Czechoslovakia and European Security

October 18, 1968

Report Outline
Results of Soviet Power Shift to West
Landmarks in History of Czechoslovaks
Pressure for Home Rule in East Europe
Re-Evaluation of the Position of Nato
Special Focus

Results of Soviet Power Shift to West

The 50th anniversary of the independence of Czechoslovakia on October 28 will be greeted with mixed emotions by citizens of that central European country. Years ending in the numeral “8” have often proved fateful in the nation's short history. The Munich Pact, which severed the Sudetenland from Czechoslovakia, was concluded in September 1938. The postwar Communist coup took place in February 1948. Then, on Aug. 20–21, 1968, troops of the Soviet Union and of four Communist countries in Eastern Europe invaded Czechoslovakia and undertook to snuff out freedoms that had been introduced only months earlier.

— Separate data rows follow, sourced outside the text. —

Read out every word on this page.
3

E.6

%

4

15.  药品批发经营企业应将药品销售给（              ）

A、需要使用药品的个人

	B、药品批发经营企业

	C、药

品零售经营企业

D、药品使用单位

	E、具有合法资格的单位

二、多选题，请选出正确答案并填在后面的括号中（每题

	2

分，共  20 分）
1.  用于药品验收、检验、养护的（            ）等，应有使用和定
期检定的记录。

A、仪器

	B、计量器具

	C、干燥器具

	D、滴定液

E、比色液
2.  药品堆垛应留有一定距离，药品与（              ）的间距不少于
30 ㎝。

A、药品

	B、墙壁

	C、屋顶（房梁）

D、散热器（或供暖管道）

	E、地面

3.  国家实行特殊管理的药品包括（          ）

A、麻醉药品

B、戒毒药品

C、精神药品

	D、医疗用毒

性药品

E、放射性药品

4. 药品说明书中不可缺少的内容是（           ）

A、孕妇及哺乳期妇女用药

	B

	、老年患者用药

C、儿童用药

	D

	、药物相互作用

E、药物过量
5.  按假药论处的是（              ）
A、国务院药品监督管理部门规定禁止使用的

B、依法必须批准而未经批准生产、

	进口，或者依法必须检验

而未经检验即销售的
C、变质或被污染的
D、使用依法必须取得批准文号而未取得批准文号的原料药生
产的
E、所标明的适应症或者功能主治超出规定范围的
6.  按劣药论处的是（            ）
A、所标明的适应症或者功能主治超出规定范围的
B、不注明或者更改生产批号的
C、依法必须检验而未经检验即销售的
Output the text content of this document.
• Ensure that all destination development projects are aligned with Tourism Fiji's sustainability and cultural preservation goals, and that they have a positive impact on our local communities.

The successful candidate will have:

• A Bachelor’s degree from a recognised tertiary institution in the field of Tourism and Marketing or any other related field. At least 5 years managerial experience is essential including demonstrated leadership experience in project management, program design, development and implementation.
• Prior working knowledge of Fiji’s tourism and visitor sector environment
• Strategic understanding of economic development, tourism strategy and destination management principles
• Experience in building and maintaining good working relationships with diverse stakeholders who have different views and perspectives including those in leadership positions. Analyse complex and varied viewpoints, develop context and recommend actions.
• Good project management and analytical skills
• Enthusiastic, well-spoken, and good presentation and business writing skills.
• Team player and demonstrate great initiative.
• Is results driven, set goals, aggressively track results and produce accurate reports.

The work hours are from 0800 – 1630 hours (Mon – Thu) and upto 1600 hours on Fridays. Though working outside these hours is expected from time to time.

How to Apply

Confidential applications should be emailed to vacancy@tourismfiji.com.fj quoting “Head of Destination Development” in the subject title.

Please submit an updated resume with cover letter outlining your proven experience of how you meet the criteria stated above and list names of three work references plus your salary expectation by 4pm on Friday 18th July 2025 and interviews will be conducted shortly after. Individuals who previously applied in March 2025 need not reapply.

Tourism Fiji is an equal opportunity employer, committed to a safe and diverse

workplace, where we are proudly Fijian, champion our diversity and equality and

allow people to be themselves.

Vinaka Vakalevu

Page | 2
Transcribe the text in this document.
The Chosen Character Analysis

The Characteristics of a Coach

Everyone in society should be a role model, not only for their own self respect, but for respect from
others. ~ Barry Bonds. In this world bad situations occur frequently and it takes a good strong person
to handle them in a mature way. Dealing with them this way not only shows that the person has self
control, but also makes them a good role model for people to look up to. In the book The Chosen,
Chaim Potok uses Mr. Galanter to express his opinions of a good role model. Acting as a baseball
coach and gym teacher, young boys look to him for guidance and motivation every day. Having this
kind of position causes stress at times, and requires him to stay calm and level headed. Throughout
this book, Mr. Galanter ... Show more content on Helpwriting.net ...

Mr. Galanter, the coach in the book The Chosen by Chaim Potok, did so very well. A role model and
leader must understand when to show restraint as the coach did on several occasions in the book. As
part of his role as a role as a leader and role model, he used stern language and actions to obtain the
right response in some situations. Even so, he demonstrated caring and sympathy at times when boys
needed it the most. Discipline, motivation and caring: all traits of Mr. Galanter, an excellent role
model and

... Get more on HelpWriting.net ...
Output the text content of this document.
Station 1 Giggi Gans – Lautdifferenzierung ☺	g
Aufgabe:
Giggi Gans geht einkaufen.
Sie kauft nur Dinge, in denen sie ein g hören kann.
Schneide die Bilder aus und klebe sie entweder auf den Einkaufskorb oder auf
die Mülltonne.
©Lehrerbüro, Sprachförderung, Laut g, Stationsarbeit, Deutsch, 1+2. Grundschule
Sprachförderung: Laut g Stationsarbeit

Czechoslovakia, like Poland, has the misfortune to occupy a strategic geographic position between the Soviet Union and Germany, Europe's two foremost powers. Nazi occupation of all of Czechoslovakia in March 1939 led directly to Hitler's invasion of Poland and the start of World War II in September of that year. The recent invasion has had the effect of exacerbating existing differences in the world Communist movement. And it is likely to bring reassessment of military plans by members of the North Atlantic Treaty Organization, the defensive alliance that was formed in part to meet the threat raised by the coup in Czechoslovakia two decades ago.

East-West Relations Since the August Invasion

The invasion of Czechoslovakia arrested a trend toward improved relations between the United States and the Soviet Union and between the countries of Eastern and Western Europe. On the very day the invasion took place, President Johnson was to have announced an early trip to Russia to meet with Premier Aleksei N. Kosygin and launch U. S.Soviet talks on limitation of offensive and defensive missiles. George F. Kennan, former U. S. Ambassador to the Soviet Union, said on Sept. 22 that he would consider it “pure madness” if the President still contemplated going to Russia after what had happened in Czechoslovakia. Instead of meeting with the Soviet leaders, Kennan said, Johnson should send 100,000 additional troops to Europe “and tell the Russians: ‘We will not take them out until you leave Czechoslovakia.’” It had been reported in Washington six days earlier that the administration was considering a temporary increase in American combat strength in Europe.